Quote from: TristramEvans;803296This is the second time I've heard this obliquely referenced, but what exactly did SJG do recently? All I hear is "attitude" and "stunts pulled", but outside of this forum I've never seen anything from them since GURPs 4th limpdicked onto the scene then disappeared, taking with it 3rd's exceptional library of supplements.

Oh I'be bitched about SJG more than twice. You must have been lucky and missed the others... :o

They have gotten gradually more strict over the years and they have in the past policed and interfered in other folks IP by threatening fan sites. Which was where I first ran into this mess as they indirectly caused some material I and others had released with permission to a fan site to be deleted. Material that was in no way SJGs at all. That set the tone thereafter to adversarial.

I dont mind when they are policing their own stuff. I do mind when they stick their noses in matters not theirs. And even with their own IP they can be a bit heavy handed. Though in one case I have to agree that acting was justified. But they went a bit overboard. Which is the recurring theme now.

So that gradually wears down my interest in any of their product.

Back on topic.
White Wolfs Werewolf setting.
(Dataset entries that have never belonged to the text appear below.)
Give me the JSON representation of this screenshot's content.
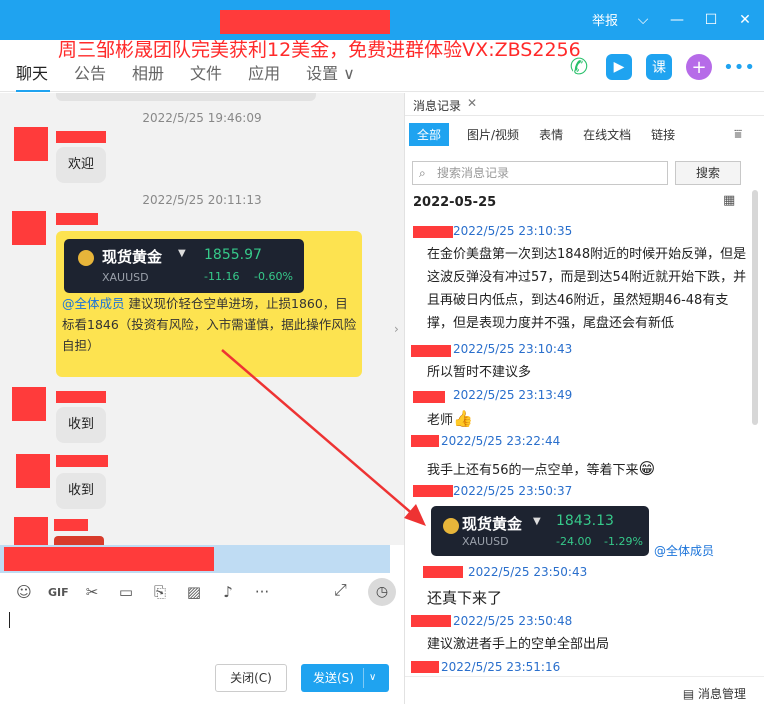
{
  "title_bar": {
    "report_label": "举报",
    "icons": [
      "chevron-down-icon",
      "minimize-icon",
      "maximize-icon",
      "close-icon"
    ]
  },
  "promo_text": "周三邹彬晟团队完美获利12美金，免费进群体验VX:ZBS2256",
  "tabs": [
    {
      "label": "聊天",
      "active": true
    },
    {
      "label": "公告"
    },
    {
      "label": "相册"
    },
    {
      "label": "文件"
    },
    {
      "label": "应用"
    },
    {
      "label": "设置 ∨"
    }
  ],
  "top_actions": [
    "phone-icon",
    "video-icon",
    "class-icon",
    "plus-icon",
    "more-icon"
  ],
  "top_actions_labels": {
    "class": "课"
  },
  "chat": {
    "timestamps": [
      "2022/5/25 19:46:09",
      "2022/5/25 20:11:13"
    ],
    "messages": [
      {
        "text": "欢迎"
      },
      {
        "card": {
          "name": "现货黄金",
          "symbol": "XAUUSD",
          "price": "1855.97",
          "change": "-11.16",
          "change_pct": "-0.60%"
        },
        "mention": "@全体成员",
        "text": "建议现价轻仓空单进场，止损1860，目标看1846（投资有风险，入市需谨慎，据此操作风险自担）"
      },
      {
        "text": "收到"
      },
      {
        "text": "收到"
      }
    ]
  },
  "colors": {
    "accent": "#1fa3f0",
    "redaction": "#ff3b3b",
    "card_bg": "#1d2330",
    "card_green": "#36c98a",
    "highlight": "#fde350"
  },
  "buttons": {
    "close": "关闭(C)",
    "send": "发送(S)"
  },
  "history": {
    "title": "消息记录",
    "tabs": [
      "全部",
      "图片/视频",
      "表情",
      "在线文档",
      "链接"
    ],
    "search_placeholder": "搜索消息记录",
    "search_button": "搜索",
    "date": "2022-05-25",
    "entries": [
      {
        "time": "2022/5/25 23:10:35",
        "text": "在金价美盘第一次到达1848附近的时候开始反弹，但是这波反弹没有冲过57，而是到达54附近就开始下跌，并且再破日内低点，到达46附近，虽然短期46-48有支撑，但是表现力度并不强，尾盘还会有新低"
      },
      {
        "time": "2022/5/25 23:10:43",
        "text": "所以暂时不建议多"
      },
      {
        "time": "2022/5/25 23:13:49",
        "text": "老师"
      },
      {
        "time": "2022/5/25 23:22:44",
        "text": "我手上还有56的一点空单，等着下来"
      },
      {
        "time": "2022/5/25 23:50:37",
        "card": {
          "name": "现货黄金",
          "symbol": "XAUUSD",
          "price": "1843.13",
          "change": "-24.00",
          "change_pct": "-1.29%"
        },
        "mention": "@全体成员"
      },
      {
        "time": "2022/5/25 23:50:43",
        "text": "还真下来了"
      },
      {
        "time": "2022/5/25 23:50:48",
        "text": "建议激进者手上的空单全部出局"
      },
      {
        "time": "2022/5/25 23:51:16"
      }
    ],
    "footer": "消息管理"
  }
}
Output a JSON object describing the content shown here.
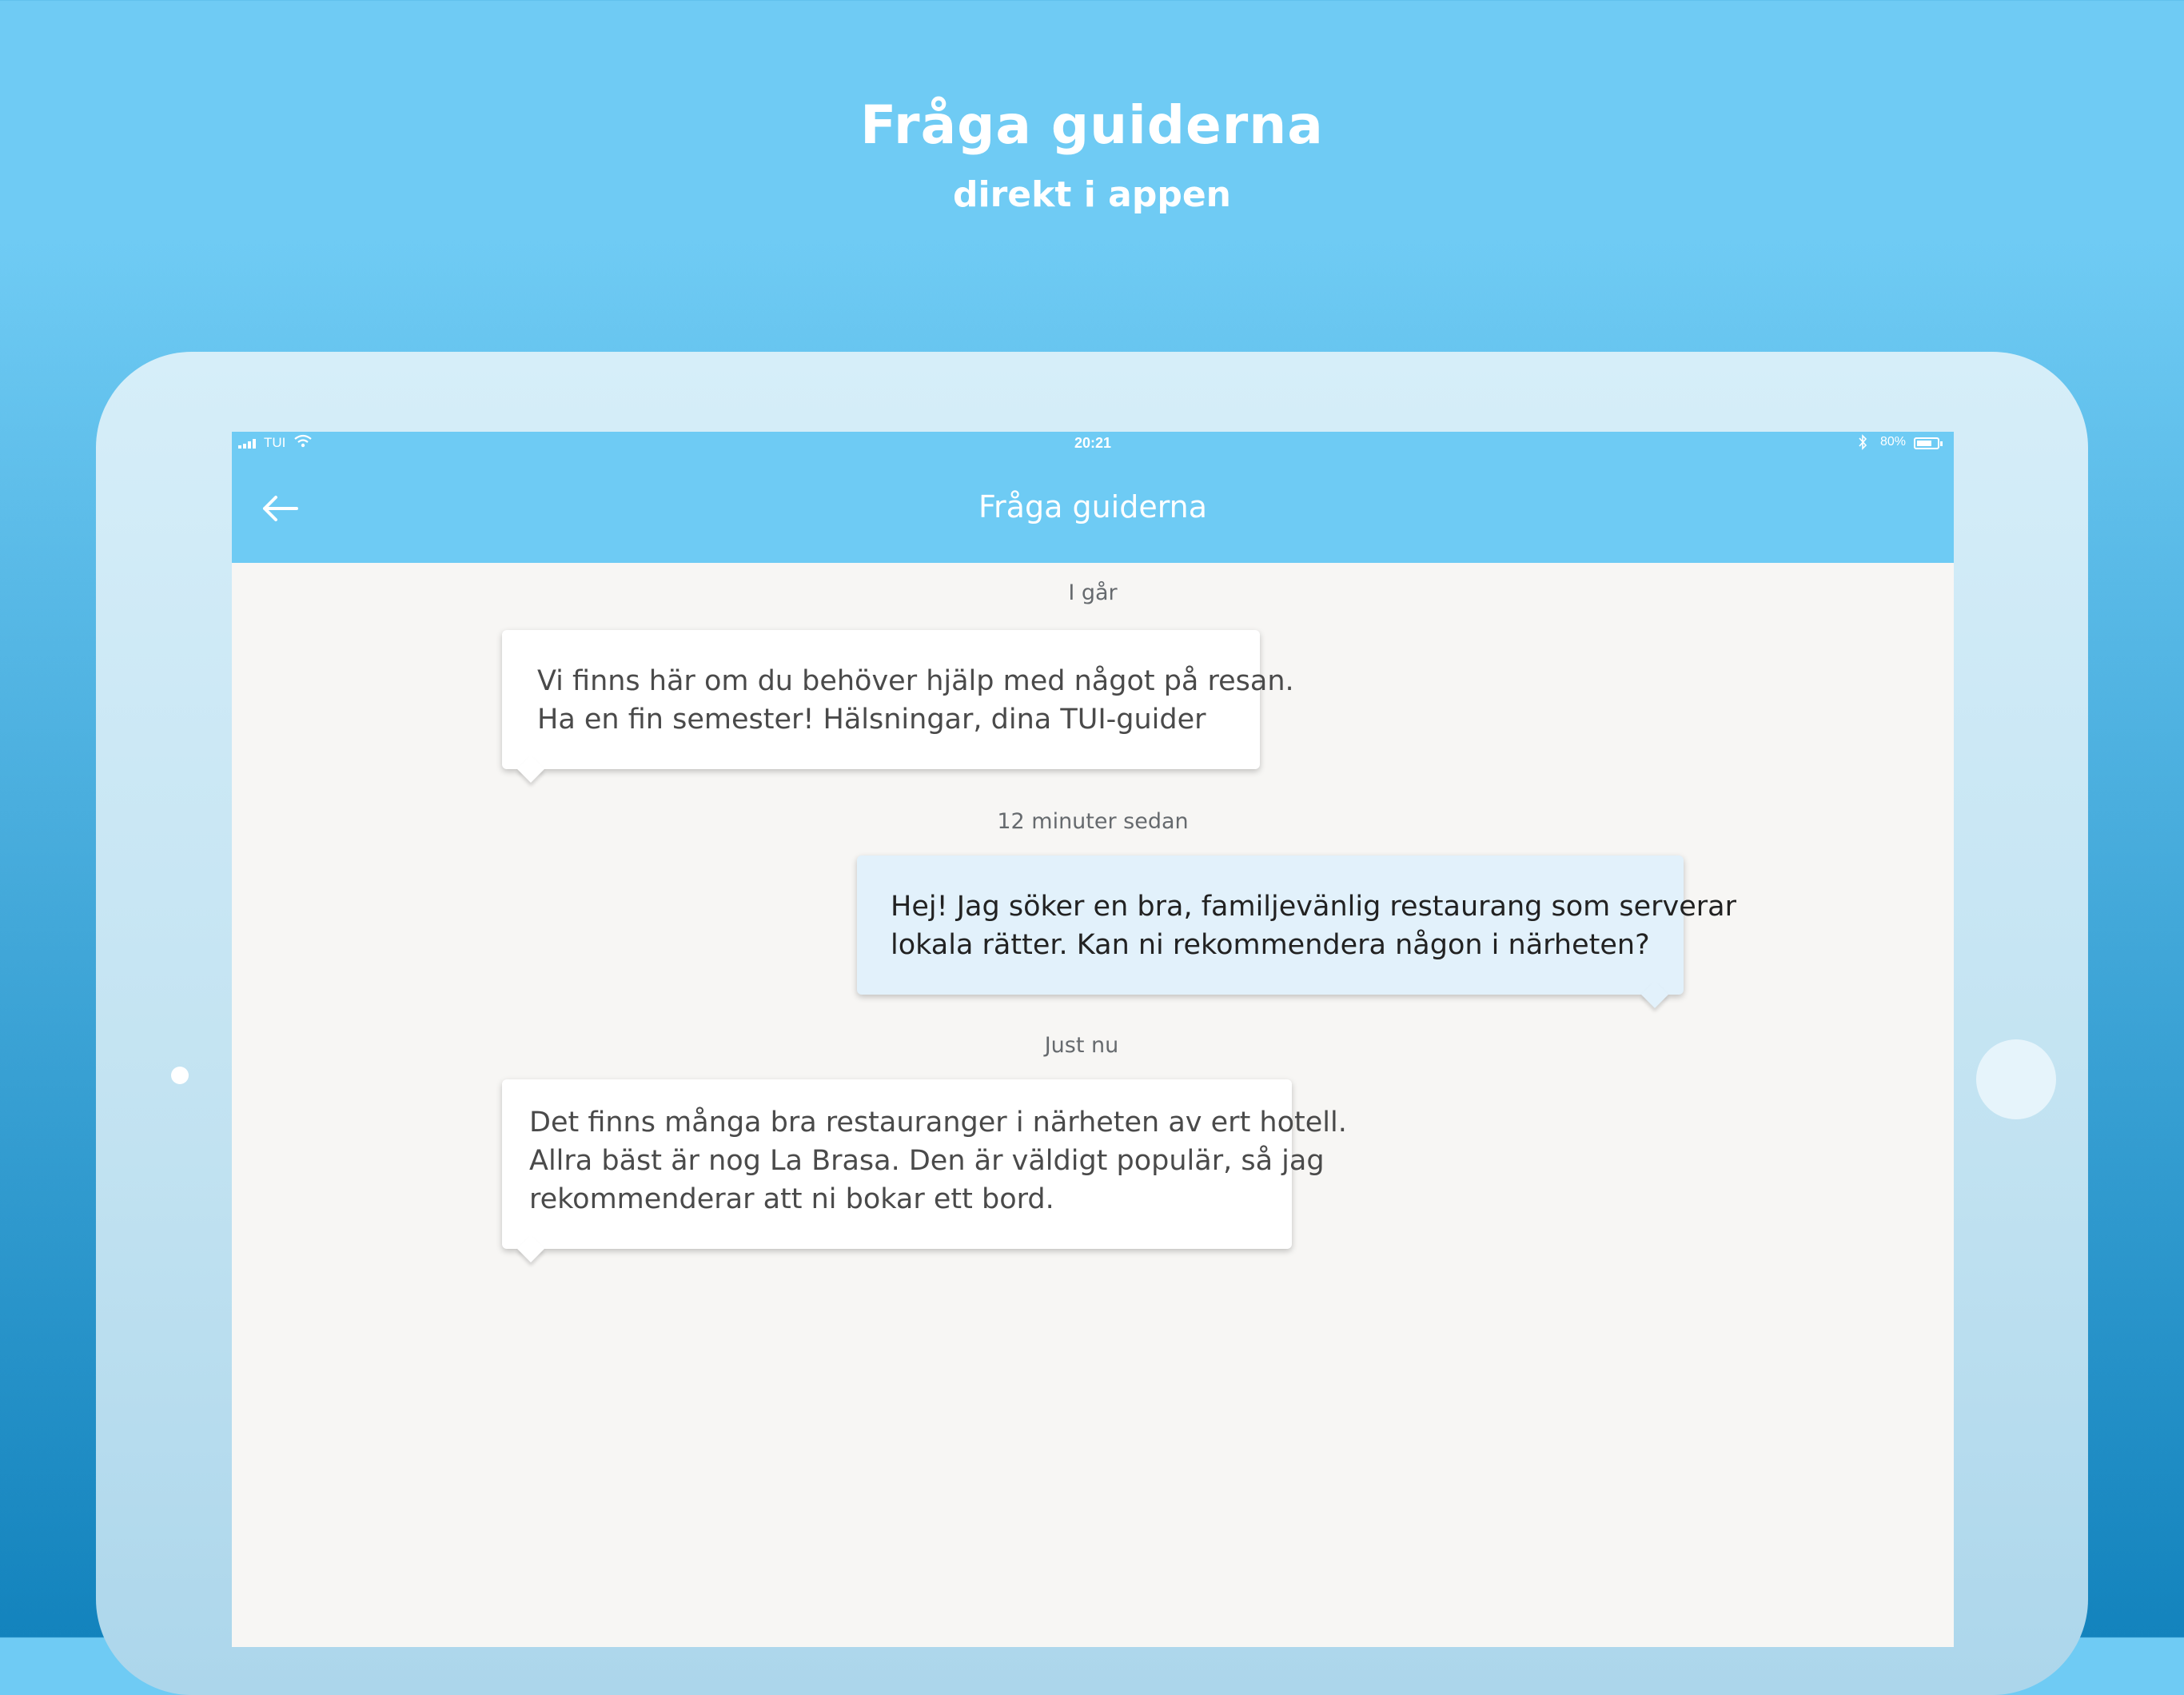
{
  "promo": {
    "title": "Fråga guiderna",
    "subtitle": "direkt i appen"
  },
  "status_bar": {
    "carrier": "TUI",
    "time": "20:21",
    "battery": "80%",
    "battery_level": 0.8
  },
  "nav": {
    "title": "Fråga guiderna",
    "back_icon": "arrow-left-icon"
  },
  "conversation": [
    {
      "day_label": "I går",
      "direction": "incoming",
      "lines": [
        "Vi finns här om du behöver hjälp med något på resan.",
        "Ha en fin semester! Hälsningar, dina TUI-guider"
      ]
    },
    {
      "day_label": "12 minuter sedan",
      "direction": "outgoing",
      "lines": [
        "Hej! Jag söker en bra, familjevänlig restaurang som serverar",
        "lokala rätter. Kan ni rekommendera någon i närheten?"
      ]
    },
    {
      "day_label": "Just nu",
      "direction": "incoming",
      "lines": [
        "Det finns många bra restauranger i närheten av ert hotell.",
        "Allra bäst är nog La Brasa. Den är väldigt populär, så jag",
        "rekommenderar att ni bokar ett bord."
      ]
    }
  ],
  "colors": {
    "accent": "#6ecbf4",
    "screen_background": "#f7f6f4",
    "outgoing_bubble": "#e2f1fb",
    "incoming_bubble": "#ffffff"
  }
}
Guess I am the only one who got sick and tired of the Nuwisha coyotes trumping about every single other race whos book they make a cameo in. They even pop up in the Hengyokai book.

But overall the shifts in tone of the series turned me off the setting. Too abrupt? Too broad? Maybee I was just unlucky in what points I hit it at.

Not sure if Trinity counts? For me the transition from Aberrant to Trinity was a low point as Trinity reveals that the novas apparently went nuts and then left the Earth. Otherwise was interesting. Convoluted, but interesting. But then one expects convoluted from WW. Id still rather play Aberrant if given the choice.

Omega

Quote from: Akrasia;803402Greyhawk.  The (little) post-Gygax stuff of which I'm aware seemed to suck the flavour out of the setting.

That was my feeling too. Same for Mystarra. The Gazetteers.